Let me know how this works out for you. I found out this morning that you just purchased. Even though you did not purchase support, I would be happy to do a remote WebEx session with you to get this resolved. We like to make sure our customers are happy

[jch]

You are right and I am a noob.  I have df_logzilla set correctly now like this:

destination df_logzilla {    file("/var/log/logzilla/DEBUG.log"    template("$R_YEAR-$R_MONTH-$R_DAY $R_HOUR:$R_MIN:$R_SEC\t$HOST\t$PRI\t$PROGRAM\t$MSGONLY\n")    template_escape(yes)    ); };

Having said that, the db_insert.pl script inserts the contents of a "fresh" DEBUG.log when manually executed.

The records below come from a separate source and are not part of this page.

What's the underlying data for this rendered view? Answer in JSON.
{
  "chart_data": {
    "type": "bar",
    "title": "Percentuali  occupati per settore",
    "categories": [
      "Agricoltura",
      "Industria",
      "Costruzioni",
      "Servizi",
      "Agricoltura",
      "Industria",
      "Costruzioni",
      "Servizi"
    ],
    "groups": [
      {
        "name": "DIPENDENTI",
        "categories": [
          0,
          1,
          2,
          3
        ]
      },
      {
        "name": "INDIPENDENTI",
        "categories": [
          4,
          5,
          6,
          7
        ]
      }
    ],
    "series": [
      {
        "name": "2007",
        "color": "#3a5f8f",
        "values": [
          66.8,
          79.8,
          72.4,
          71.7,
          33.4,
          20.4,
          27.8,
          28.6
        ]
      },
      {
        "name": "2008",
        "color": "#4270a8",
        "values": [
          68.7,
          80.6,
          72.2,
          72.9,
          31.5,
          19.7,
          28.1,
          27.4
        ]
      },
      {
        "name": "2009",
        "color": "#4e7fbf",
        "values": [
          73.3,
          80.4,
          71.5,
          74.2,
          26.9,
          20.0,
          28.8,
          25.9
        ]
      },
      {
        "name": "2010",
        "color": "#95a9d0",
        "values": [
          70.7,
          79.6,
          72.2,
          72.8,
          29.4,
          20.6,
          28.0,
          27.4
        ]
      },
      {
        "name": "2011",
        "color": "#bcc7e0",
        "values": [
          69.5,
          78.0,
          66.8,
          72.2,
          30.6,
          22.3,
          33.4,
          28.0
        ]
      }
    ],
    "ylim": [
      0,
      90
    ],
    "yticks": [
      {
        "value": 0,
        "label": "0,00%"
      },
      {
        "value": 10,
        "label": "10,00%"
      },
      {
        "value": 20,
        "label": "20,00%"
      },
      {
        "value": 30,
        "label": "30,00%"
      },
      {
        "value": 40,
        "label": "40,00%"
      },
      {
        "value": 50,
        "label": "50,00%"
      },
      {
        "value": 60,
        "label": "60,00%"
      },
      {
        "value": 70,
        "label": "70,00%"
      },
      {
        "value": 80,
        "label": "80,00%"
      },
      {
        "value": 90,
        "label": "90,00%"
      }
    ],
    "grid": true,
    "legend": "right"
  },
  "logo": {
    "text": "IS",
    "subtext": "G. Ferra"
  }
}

So I then have some other problem because all of those new messages I just piped from DEBUG.log should have been inserted under normal circumstances when they were received from the sender.  The Host table of the interface doesn't reflect it until the manual run of the script.  Of the 30+ messages that should have been updated, it looks like perhaps 1 message is appearing.